Почему, когда вокруг де Сада складывалась зона придворного отчуждения, его супруга не пустила в ход свои связи? Не хотела или не могла, исчерпав собственный кредит доверия во время борьбы за освобождение мужа из австрийского плена? На эти вопросы ответов нет, можно только предполагать: например, что Мари-Элеонор устала от постоянных неприятностей, причиняемых ей супругом, от его небрежного обращения с ней, от постоянного безденежья. Возможно, произошло столкновение двух гордых натур, и ни одна не пожелала уступить. Среди переписки графа де Сада нет ни его писем к жене, ни писем к нему Мари-Элеонор. Судя по всему, после возвращения де Сада в Париж супруги фактически живут в разводе, а в одном из писем к дяде, отправленном в ноябре 1752 года, Жан Батист говорит, что из экономии принял приглашение своей бывшей любовницы, мадемуазель де Шаролэ, и живет у нее. И хотя много лет назад разрыв их отношений сопровождался взаимными оскорблениями и обидами, мадемуазель де Шаролэ сохранила к пятидесятилетнему графу теплые дружеские чувства, которые станут ему поддержкой в его новом положении отвергнутого мужа (или наоборот, мужа, отвергнувшего жену?) и придворного.
В борьбе за место под придворным солнцем граф успевал интересоваться сыном и с грустью узнавал, что бабушкино воспитание не пошло мальчику на пользу: Донасьен вертел старушкой как хотел, заставлял исполнять любые свои капризы. И граф попросил брата забрать Донасьена к себе в Соман. Понимая, что при далеко не целомудренном образе жизни, который вел его брат невзирая на духовный сан, Поль Альдонс не подходил на роль воспитателя юноши, граф решил нанять Донасьену гувернера. Ему рекомендовали аббата Жака Франсуа Амбле, обладавшего солидной теоретической подготовкой, но не имевшего церковной должности. Будучи нрава мягкого и даже меланхоличного, аббат де Сад согласился взять к себе племянника и принять Амбле в качестве гувернера.
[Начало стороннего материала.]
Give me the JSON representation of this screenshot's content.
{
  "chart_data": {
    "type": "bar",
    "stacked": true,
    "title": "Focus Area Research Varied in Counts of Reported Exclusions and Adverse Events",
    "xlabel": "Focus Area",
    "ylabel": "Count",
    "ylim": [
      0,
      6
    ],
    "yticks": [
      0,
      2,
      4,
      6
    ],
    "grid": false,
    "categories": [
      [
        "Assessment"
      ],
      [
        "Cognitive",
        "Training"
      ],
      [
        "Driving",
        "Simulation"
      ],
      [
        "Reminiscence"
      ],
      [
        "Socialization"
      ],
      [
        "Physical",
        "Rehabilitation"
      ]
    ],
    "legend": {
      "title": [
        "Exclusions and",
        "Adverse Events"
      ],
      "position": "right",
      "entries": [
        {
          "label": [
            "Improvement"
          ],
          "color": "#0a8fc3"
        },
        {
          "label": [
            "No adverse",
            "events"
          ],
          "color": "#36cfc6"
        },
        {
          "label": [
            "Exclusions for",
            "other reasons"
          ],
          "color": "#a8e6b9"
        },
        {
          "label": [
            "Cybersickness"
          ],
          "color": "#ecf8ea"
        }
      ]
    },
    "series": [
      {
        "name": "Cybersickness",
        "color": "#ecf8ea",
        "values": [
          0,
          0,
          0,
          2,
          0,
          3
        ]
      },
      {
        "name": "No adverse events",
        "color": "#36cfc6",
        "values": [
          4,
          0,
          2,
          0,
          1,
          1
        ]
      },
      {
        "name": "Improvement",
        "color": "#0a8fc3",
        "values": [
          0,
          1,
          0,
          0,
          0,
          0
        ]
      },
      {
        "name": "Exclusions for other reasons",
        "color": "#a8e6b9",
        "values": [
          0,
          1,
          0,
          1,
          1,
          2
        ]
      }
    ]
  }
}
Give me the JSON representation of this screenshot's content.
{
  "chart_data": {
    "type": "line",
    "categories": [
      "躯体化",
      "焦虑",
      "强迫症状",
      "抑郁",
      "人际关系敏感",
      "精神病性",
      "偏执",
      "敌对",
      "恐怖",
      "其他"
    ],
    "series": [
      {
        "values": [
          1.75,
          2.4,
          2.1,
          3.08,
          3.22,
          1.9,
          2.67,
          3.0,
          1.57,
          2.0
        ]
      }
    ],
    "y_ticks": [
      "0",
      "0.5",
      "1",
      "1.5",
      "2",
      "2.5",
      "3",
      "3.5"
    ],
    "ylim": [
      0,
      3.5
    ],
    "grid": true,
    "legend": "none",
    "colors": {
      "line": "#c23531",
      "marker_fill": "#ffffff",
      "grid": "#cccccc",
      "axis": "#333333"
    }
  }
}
Аббат прекрасно относился к Донасьену — а как еще можно было относиться к этому очаровательному голубоглазому и белокурому малышу? — но изменить ради него свой образ жизни был не готов. А это означало, что он не собирался ни изгонять из замка служанок, исполнявших одновременно роль любовниц, ни сокращать свои визиты в деревню, где у него также были дамы сердца. Любопытно: когда Донасьен станет жить в своем замке в Ла-Косте, он — возможно, следуя примеру дяди, — также окружит себя любовницами из простонародья. Наверное, это наследственная черта, ибо спустя несколько лет юный Донасьен, оправдывая собственное беспутство, напишет: «Простите мне мои заблуждения, это всего лишь отражение семейных умонастроений, и я могу упрекнуть себя только в том, что имел несчастье родиться в этой семье. Да хранит меня Господь от глупостей и пороков, кишащих в моем семействе. Я почти уверен, что стал бы добродетельным, ежели бы Господь по милости своей наделил бы меня только их частью». Подобно аббату, Донасьен станет искать плотских удовольствий у шлюх, а удовольствий интеллектуальных… Увы, в отличие от аббата де Сада, состоявшего в активной переписке с Вольтером и ученой мадам дю Шатле, среди окружения Донасьена не будет никого, равного ему по широте знаний и интеллекту. Верная супруга Рене-Пслажи, снабжавшая его в заточении книгами, была прилежной читательницей и обладала недурным литературным вкусом, однако и по количеству прочитанного, и по уровню образованности до Донасьена ей было далеко. Наверное, только с кардиналом де Берни Донасьен чувствовал себя на равных. Но, как утверждают, их переписка надежно скрыта в архивах Ватикана.
Знакомство Донасьена с литературой началось с книг из любовно подобранной библиотеки аббата де Сада. Все пять лет, проведенные мальчиком у дяди, библиотека была в его распоряжении. Там он готовил уроки, там же впервые познакомился с таинствами и извращениями половой любви: у аббата-либертена было обширное собрание непристойных сочинений и гравюр, среди которых можно было обнаружить и известного своей безнравственностью «Картезианского привратника», приписываемого фантазиям адвоката парижского парламента Шарля Жервеза де Латуша, и сочинения Аретино с гравюрами Романо, и несколько фолиантов, посвященных флагеллантам и флагеллации, авторы которых пространно рассуждали на тему влияния бичевания на возбуждение полового чувства, furia amorosa. Возможно, именно потому, что с теорией получения наслаждения через боль Донасьен ознакомился в столь нежном и впечатлительном возрасте, она навсегда осталась у него в голове, вытеснив все остальные образы любовного чувства.